“I’m not luring you.”
“Good, because you suck at it.”
I shake my head, laughing. “You, my friend, have been hanging out with me for too long.”
“Can’t argue with that,” he says.
We drive for a bit, Max flipping through the local radio stations, me finishing the bag of chips and looking at my Instagram until we lose reception, heading into Humboldt Redwoods State Park.
Then my mind begins to tumble a bit, going down a dark rabbit hole of the past and the future and what everything means.
“Were you ever in love with her?” I ask, breaking through the comfortable silence with something decidedly uncomfortable.
His eyes go round. “With who?” He glances at me, forehead creased. “With your sister? The hell, Ada. No.” He shakes his head. “No.”
“You did care about her.”
“And I still do. Where are you going with this?”
“You didn’t love her, but you slept with her.”
“Sweetheart, please stop clutching your pearls.”
“I’m not clutching anything, I just want to understand why you did that to her.”
His jaw goes tight, brow lowered. “I’ve discussed this with her. And with Dex. It’s in the past. My only excuse is I thought I was doing the right thing at the time.”

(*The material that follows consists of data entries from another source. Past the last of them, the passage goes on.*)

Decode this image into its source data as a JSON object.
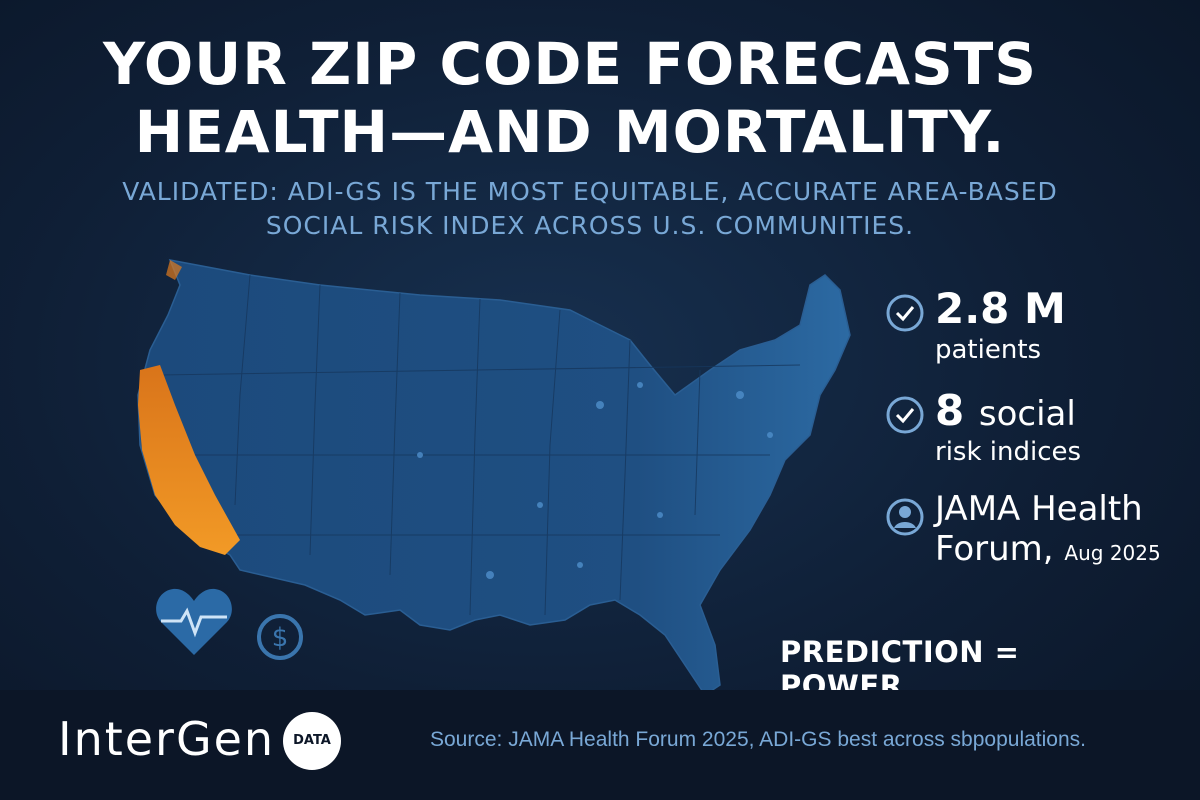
{
  "headline": {
    "line1": "YOUR ZIP CODE FORECASTS",
    "line2": "HEALTH—AND MORTALITY."
  },
  "subheadline": {
    "line1": "VALIDATED: ADI-GS IS THE MOST EQUITABLE, ACCURATE AREA-BASED",
    "line2": "SOCIAL RISK INDEX ACROSS U.S. COMMUNITIES."
  },
  "stats": [
    {
      "icon": "check-circle-icon",
      "value": "2.8 M",
      "label": "patients"
    },
    {
      "icon": "check-circle-icon",
      "value": "8",
      "value_suffix": "social",
      "label": "risk indices"
    },
    {
      "icon": "person-circle-icon",
      "value": "JAMA Health",
      "label": "Forum,",
      "date": "Aug 2025"
    }
  ],
  "tagline": "PREDICTION = POWER",
  "footer": {
    "brand": "InterGen",
    "brand_badge": "DATA",
    "source": "Source: JAMA Health Forum 2025, ADI-GS best across sbpopulations."
  },
  "icons": [
    "heart-pulse-icon",
    "dollar-circle-icon"
  ],
  "colors": {
    "background": "#0f1f36",
    "accent_blue": "#79a8d6",
    "map_blue": "#1f4f82",
    "hotspot_orange": "#f08a1c"
  }
}
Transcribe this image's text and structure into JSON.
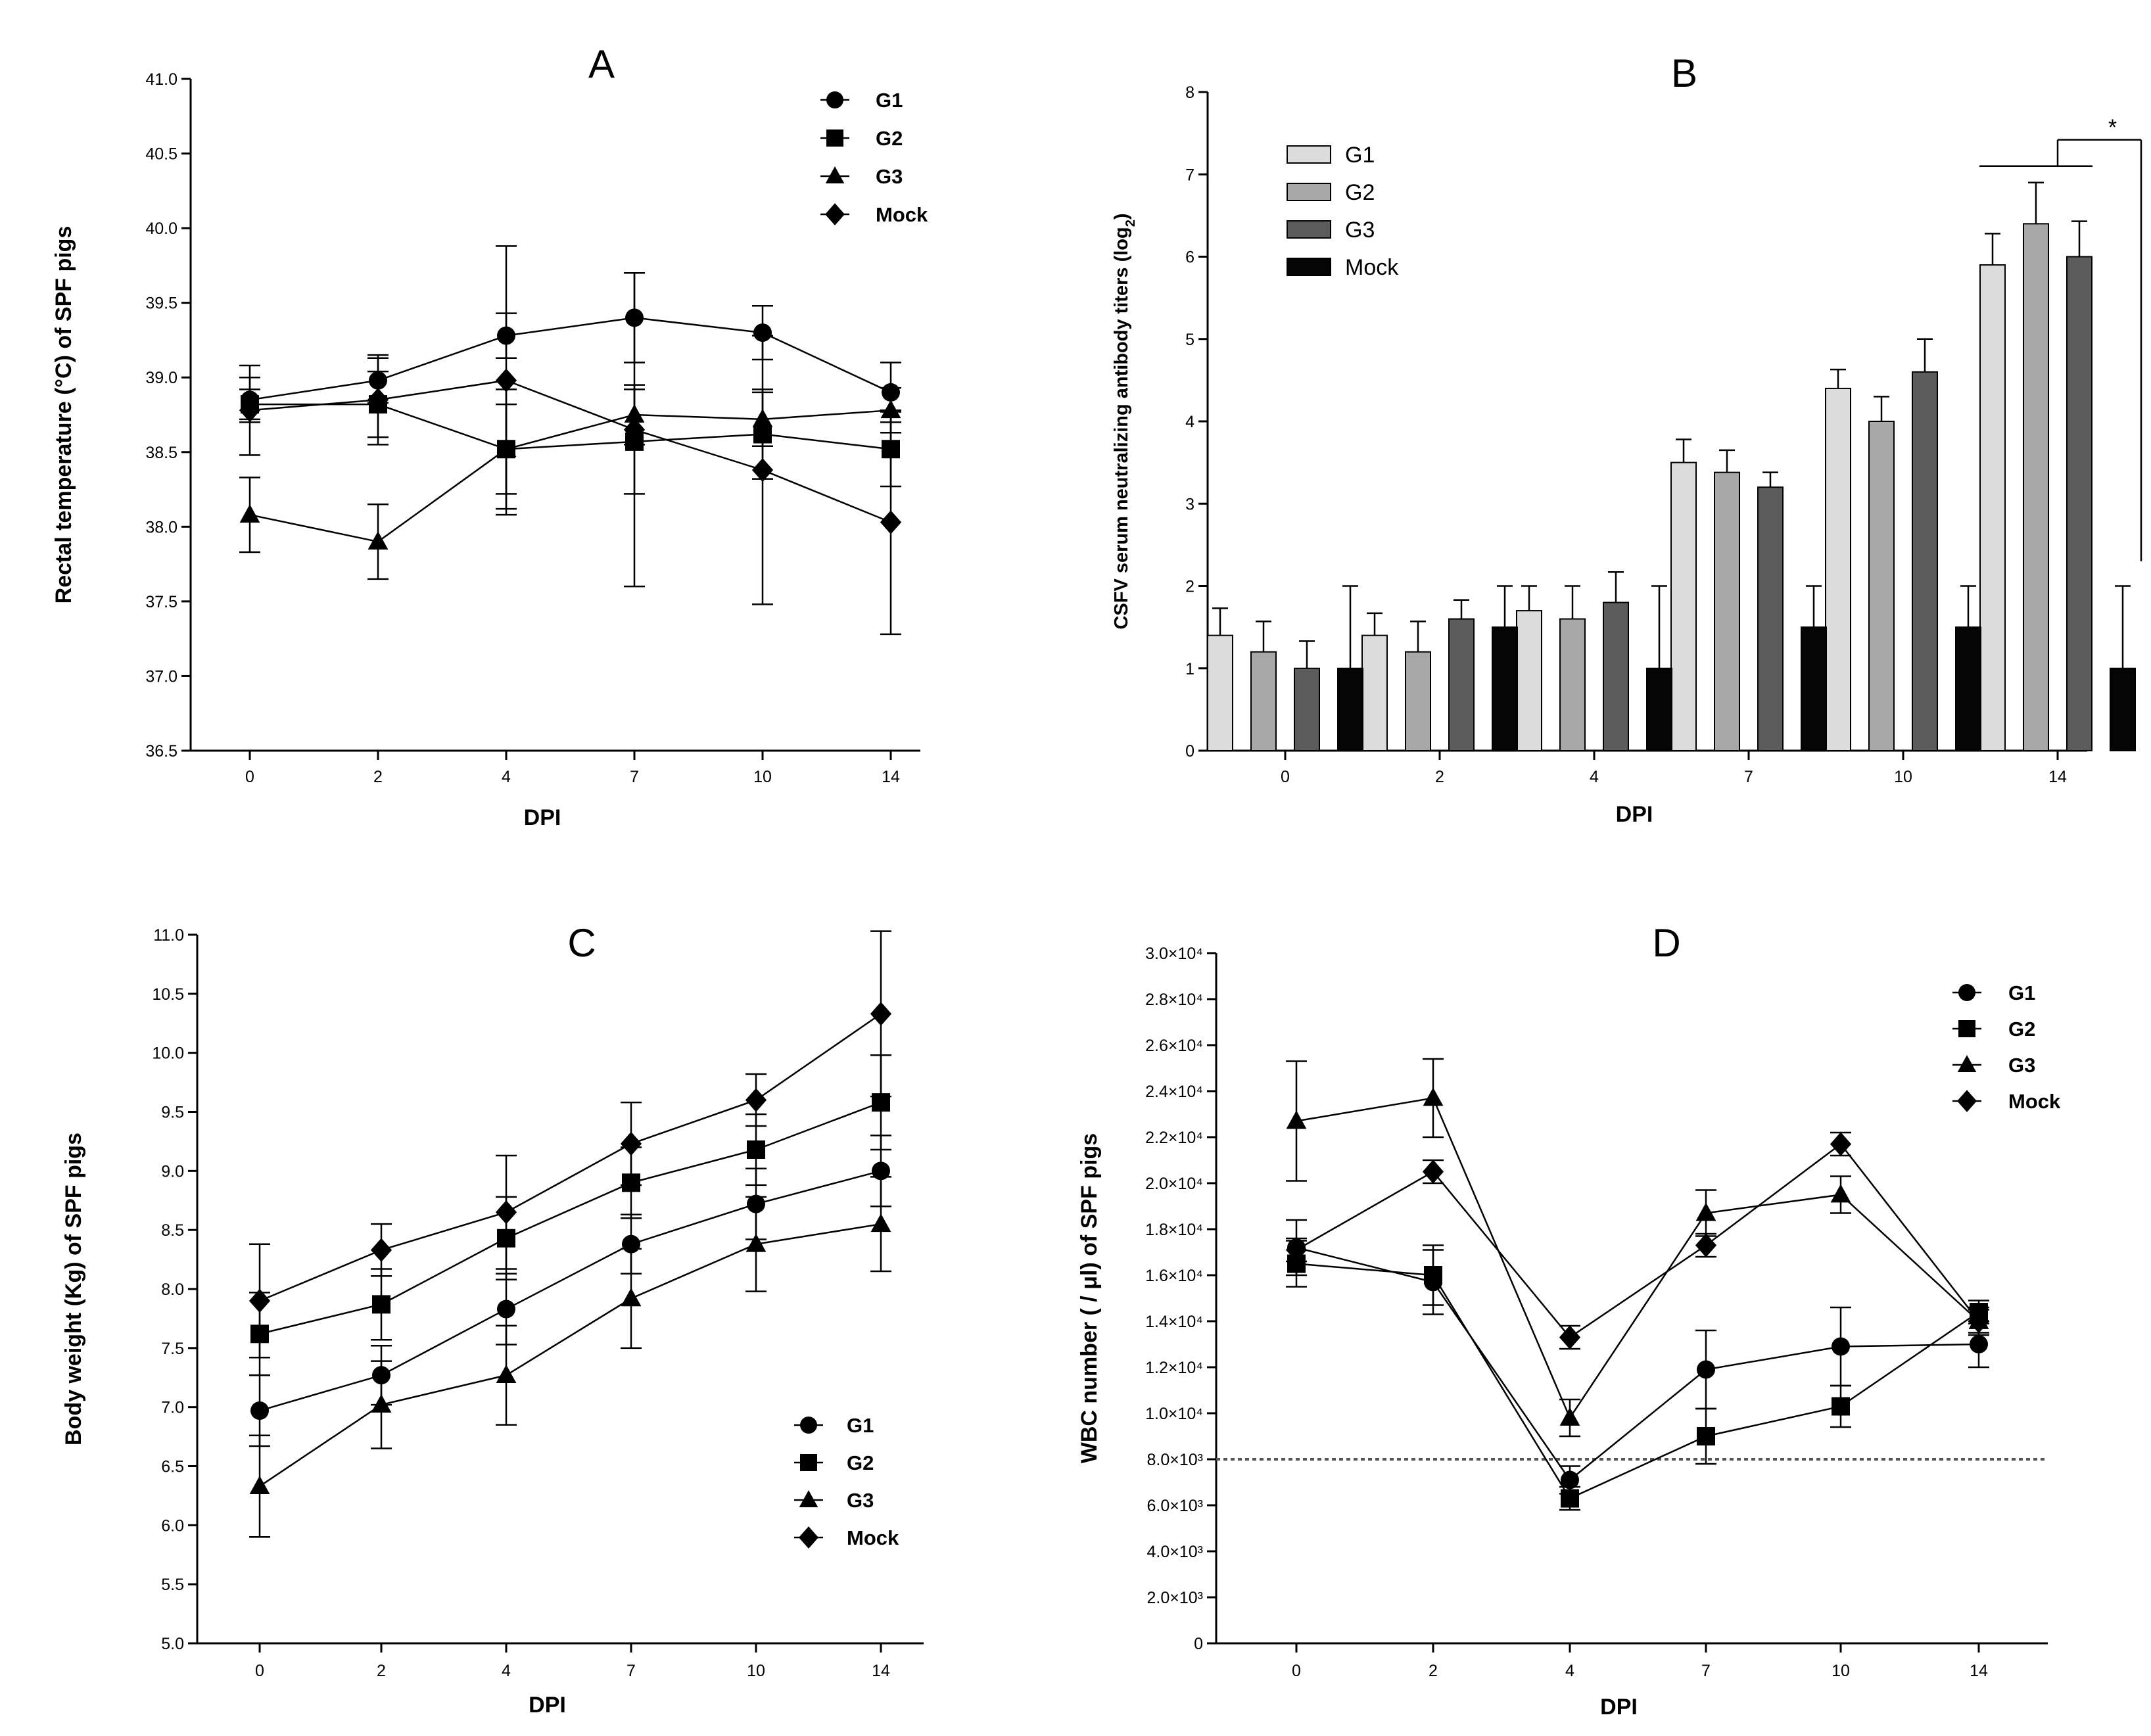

“Took one for the team?” He shoots me a furtive look. “You used her, Max.”
“I never said I was proud of it.”
I mull that over, staring out the window. Seconds pass by, the car chugging along.
Max clears his throat. “Listen. Sometimes in life we do things that are wrong in order to make some things right. And sometimes those things fall apart and all you’re left with is everything that’s wrong.”
I crack open the bottle of Dr. Pepper, the sound of bubbles filling the silence of the car. I take a sip, feeling the sugar rush through me. “I used to think you were a villain, you know.”
“Oh yeah?” he says, glancing at me, brow raised. “And now what do you think? Still the villain?”
I give my head a tiny shake. “No. You’re just a man.”
“Well, good,” he says after a moment, bringing his attention back to the road. “That’s really all I want to be. There’s something to be said for being a simple person living a simple life.”
“You really think either of us are simple people living simple lives?”
He shakes his dead. “No, I don’t. But that doesn’t mean I can’t aspire to it. Think of all the towns we’ve driven past so far. Tiny little places in the middle of nowhere. Think about the people who live behind all those front doors. All these lives that don’t have to deal with a fraction of what we deal with.”
“If you think those people’s lives are easy, you’ve got another thing coming,” I tell Max. “You’ve been around for how long and that’s the impression you get from humanity? That living is easy?”
“No, darlin’, living is hard, it’s dying that’s easy. I finally know that better than anyone.” He pauses, kneading the steering wheel with his palm. “Doesn’t stop me from dreaming though.”
“And so, what does your dream look like? Let’s pretend for a moment that you’re not going to go ghost if I’m not around.”
“Do you have to not be around?” he says, smiling faintly, eyes pinning me in place. “Would make the dream much better if you were there.”
I swallow, feeling my stomach flutter. “Okay. So, say I’m there. Lurking in the background.”
“I don’t know. I’ve said the beach bar in Mexico would be a good start. Or maybe open a hotel somewhere. I want to be in a place where people are always passing through. A place where no one gets suspicious.”
“What would they get suspicious about? The fact that you gulp down scalding hot coffee like it’s no big deal?”
“Well, in the past, it was the fact that I don’t age.”
“Oh, right.” I sit back in my seat and pass him the Dr. Pepper. He takes it from me, fingers brushing against mine, creating a charge that makes the hair on my arms raise beneath my sweater. “Are you aging now?”
“I don’t know.”
“Do you want to?”
He sucks on his lower lip for a moment, eyes trained to the road. He nods. “Yeah. I think I do.”
I mull that over. About how long he’s gone without aging, only to die and come back and now he’s half alive and half dead and now he wants to age. He’s seen what it’s like to die and yet doesn’t want to live forever anymore.
The man is loneliness personified.
All the decades, all the centuries, having to keep moving on while leaving loved one after loved one behind. I’m starting to understand why he’d give that up for Rose. Because he didn’t want to live forever if he was going to keep being alone.
And that just makes me think about Jay.
That the lonely life is the life that Jay chose over one with me.